LF-ACS: 10 Hz - 10 kHz, ac field amplitude: 560 µT

HF-ACS: 200 Hz - 1 MHz, ac field amplitude: 95 µT

Fluxgate-based ACS: 0.1 Hz - 9 kHz, ac field amplitudes: up to 9 mT, additionally dc magnetic fields up to 9 mT can be applied parallel or perpendicular to the ac field.

All ACS systems were calibrated with Dy2O3 powder samples so that the susceptibility can be measured absolutely.

The basic sequence of an MRX measurement is shown in the picture on the right. Without an external magnetic field, the superparamagnetic nanoparticles show no measurable magnetic signal. If an external magnetic field Hmag is applied, the magnetic nanoparticles align themselves and the sample shows a measurable magnetic signal. If the magnetic field is switched off again, the magnetic signal of the nanoparticles drops back to zero. This so-called relaxation of the magnetic signal depends on the size of the nanoparticles. If the nanoparticle is in a liquid, it can rotate as a whole. This process is known as Brown relaxation and is characterised by the Brown time constant tB. Large nanoparticles rotate slowly, while small ones rotate quickly. However, if the nanoparticle cannot rotate, e.g. by embedding it in a sugar matrix or by binding it to a surface or a large target, the internal magnetisation of superparamagnetic particles can flip back and forth. This process is called Néel relaxation. The associated time constant tN depends exponentially on the volume of the magnetic particle core. If both mechanisms are possible, the one with the shorter time constant dominates. The accessible range of time constants is limited by the switch-off time of the magnetisation field and the bandwidth of the sensors.

Measurement parameters: Time window: 300 µs - several seconds, pulse amplitudes: up to 2 mT

As part of a BMBF-funded joint project, we have developed a compact magnetic nanoparticle analyser based on the magnetic relaxometry principle (image below).

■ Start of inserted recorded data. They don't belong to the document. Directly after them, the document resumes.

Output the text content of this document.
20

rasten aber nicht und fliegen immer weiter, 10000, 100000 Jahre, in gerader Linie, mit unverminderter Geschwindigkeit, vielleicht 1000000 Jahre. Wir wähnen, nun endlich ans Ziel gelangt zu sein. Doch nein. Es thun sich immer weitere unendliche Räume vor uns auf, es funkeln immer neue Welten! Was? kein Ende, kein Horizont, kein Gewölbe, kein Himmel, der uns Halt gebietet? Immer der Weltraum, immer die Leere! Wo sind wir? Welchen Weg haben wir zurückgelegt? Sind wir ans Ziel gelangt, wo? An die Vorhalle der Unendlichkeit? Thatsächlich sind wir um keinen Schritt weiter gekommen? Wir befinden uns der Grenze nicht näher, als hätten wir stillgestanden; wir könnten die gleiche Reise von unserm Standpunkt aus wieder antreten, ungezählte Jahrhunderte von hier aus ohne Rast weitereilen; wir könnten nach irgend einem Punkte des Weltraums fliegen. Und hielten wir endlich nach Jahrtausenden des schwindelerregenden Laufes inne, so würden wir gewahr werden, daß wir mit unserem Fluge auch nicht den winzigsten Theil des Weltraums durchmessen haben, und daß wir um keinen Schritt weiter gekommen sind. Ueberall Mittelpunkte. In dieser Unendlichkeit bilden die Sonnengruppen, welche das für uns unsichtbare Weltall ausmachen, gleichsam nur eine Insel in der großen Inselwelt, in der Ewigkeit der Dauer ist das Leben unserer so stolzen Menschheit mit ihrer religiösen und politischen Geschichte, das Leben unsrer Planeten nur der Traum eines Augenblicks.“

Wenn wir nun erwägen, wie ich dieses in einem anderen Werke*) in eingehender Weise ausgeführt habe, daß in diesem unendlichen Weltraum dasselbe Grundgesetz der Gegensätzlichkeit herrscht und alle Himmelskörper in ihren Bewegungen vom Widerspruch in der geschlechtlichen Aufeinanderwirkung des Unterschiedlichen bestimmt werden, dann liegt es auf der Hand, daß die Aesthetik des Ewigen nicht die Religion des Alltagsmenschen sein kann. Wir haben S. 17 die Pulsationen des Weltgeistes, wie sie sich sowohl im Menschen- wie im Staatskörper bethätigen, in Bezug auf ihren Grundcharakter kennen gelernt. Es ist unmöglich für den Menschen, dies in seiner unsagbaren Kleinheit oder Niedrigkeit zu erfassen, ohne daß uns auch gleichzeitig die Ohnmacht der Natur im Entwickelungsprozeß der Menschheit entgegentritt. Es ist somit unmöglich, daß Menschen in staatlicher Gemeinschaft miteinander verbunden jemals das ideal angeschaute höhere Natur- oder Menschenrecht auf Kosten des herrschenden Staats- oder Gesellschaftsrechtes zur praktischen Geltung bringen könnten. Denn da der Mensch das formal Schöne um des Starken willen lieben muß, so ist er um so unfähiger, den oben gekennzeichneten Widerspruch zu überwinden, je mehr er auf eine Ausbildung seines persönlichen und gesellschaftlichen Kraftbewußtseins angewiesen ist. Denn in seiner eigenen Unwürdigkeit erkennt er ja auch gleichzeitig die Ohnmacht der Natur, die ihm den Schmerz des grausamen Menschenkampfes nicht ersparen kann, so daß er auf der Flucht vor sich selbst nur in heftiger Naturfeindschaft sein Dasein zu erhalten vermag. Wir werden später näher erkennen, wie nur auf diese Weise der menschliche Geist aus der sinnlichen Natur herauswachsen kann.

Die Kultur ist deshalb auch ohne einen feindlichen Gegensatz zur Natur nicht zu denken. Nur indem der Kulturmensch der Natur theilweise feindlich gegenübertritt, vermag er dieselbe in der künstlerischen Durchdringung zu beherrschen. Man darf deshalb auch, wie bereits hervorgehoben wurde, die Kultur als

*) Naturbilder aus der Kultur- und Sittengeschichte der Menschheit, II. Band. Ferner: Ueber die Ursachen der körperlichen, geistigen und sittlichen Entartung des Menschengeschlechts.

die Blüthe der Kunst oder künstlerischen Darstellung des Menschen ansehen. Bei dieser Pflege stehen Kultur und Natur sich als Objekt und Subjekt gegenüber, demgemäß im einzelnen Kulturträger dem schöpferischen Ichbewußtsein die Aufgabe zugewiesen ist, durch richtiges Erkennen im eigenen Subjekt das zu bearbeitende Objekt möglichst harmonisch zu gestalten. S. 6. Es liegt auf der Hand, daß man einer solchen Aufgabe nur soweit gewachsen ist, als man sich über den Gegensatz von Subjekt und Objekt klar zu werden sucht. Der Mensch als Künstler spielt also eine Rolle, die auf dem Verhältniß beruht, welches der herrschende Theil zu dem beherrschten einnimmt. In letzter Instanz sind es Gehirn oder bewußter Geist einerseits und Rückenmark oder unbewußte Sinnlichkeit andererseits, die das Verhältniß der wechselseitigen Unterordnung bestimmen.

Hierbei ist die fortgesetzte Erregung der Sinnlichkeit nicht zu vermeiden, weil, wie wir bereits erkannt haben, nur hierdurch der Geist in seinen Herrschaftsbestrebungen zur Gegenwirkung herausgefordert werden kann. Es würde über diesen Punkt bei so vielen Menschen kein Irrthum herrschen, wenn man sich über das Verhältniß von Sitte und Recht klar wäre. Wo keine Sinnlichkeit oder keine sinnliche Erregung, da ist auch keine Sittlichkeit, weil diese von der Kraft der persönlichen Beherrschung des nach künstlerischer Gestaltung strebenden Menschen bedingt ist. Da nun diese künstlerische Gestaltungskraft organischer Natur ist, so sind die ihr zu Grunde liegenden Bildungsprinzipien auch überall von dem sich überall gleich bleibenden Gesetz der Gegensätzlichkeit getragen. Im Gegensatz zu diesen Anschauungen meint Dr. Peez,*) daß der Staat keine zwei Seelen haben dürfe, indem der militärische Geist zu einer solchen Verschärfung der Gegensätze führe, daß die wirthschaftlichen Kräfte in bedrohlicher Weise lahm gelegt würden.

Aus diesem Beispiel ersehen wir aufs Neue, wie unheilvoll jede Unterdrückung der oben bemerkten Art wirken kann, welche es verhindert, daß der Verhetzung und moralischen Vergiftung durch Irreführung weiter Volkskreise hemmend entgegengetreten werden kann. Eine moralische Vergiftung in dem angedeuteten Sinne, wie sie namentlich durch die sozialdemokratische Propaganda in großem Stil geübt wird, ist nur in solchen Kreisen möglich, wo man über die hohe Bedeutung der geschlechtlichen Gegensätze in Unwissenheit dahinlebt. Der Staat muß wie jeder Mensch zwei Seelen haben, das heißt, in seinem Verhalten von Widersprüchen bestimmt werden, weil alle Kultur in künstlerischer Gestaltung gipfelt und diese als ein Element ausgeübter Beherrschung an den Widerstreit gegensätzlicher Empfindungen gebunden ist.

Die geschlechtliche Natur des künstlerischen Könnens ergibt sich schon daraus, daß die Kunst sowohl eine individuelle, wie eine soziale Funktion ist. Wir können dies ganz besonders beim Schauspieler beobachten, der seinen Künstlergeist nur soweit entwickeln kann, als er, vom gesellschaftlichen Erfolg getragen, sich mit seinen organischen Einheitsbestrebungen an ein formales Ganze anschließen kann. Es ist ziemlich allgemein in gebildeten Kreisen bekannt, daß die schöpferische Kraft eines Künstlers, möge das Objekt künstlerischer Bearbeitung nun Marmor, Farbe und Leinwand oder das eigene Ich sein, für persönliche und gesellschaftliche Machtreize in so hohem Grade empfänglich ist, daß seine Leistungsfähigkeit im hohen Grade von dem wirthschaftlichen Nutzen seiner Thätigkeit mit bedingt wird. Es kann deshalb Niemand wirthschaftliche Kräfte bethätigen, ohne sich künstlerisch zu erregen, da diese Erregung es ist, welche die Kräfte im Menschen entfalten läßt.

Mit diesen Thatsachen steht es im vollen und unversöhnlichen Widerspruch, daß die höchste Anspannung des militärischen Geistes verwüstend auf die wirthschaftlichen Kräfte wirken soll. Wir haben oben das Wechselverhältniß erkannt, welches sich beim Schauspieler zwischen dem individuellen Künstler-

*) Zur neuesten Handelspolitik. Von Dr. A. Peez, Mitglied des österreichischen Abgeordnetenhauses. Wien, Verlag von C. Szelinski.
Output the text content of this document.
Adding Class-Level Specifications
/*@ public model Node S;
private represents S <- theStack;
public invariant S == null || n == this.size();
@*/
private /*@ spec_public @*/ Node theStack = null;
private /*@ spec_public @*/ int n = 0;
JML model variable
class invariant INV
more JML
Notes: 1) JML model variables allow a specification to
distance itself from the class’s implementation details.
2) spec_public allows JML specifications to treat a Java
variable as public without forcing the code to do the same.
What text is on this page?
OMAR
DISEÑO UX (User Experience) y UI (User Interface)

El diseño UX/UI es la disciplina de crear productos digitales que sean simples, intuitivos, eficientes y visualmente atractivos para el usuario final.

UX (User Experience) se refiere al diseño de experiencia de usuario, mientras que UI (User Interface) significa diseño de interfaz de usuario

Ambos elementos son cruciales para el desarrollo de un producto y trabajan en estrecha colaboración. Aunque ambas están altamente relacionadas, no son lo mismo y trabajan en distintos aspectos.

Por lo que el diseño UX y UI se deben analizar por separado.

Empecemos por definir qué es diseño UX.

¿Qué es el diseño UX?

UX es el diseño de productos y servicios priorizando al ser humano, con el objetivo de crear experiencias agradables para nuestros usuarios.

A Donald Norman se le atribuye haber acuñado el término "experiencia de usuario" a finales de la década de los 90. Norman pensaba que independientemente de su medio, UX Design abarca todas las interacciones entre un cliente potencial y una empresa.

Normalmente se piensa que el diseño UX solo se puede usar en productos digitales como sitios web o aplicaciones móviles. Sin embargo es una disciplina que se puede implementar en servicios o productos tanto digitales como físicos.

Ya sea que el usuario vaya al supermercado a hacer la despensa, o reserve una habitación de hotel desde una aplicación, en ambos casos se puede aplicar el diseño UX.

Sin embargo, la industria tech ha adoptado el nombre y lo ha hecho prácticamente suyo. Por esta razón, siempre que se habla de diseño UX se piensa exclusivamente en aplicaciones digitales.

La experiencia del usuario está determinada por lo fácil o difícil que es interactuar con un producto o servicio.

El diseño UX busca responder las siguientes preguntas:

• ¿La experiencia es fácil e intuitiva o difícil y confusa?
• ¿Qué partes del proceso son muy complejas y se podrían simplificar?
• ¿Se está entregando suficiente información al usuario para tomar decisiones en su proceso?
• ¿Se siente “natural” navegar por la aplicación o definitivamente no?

In addition to the switched and alternating magnetic field, the rotating magnetic field represents another possibility for the magnetic manipulation of magnetic nanoparticles (MNP), which are dissolved in an aqueous medium and relax according to Brown. Here, the magnetic torque between the rotating magnetic field and the magnetization of the magnetic nanoparticles causes a rotational movement of the particles, which has the frequency of the rotating magnetic field. In the alternating magnetic field, however, the MNP change their orientation according to their magnetic moment and the applied magnetic field in time with the selected frequency without entering a defined rotational movement. The rotational movement of the MNP or the magnetic moment has a phase difference φ to the rotating magnetic field (Figure 1 ), which is mainly caused by the rotational friction between the particle envelope and the medium. The absolute phase angle φ also depends on the frequency and field strength of the rotating magnetic field and on the parameters (temperature, viscosity, charge) of the medium. Thus, by determining the phase angle between the rotating magnetic field and the magnetization of the magnetic nanoparticles, a statement can be made about the ratio of magnetic core to particle shell if the temperature and viscosity of the medium are kept constant. In contrast to the alternating magnetic field, the rotating magnetic field is generated by a 2-axis Helmholtz coil system (Figure 1 ).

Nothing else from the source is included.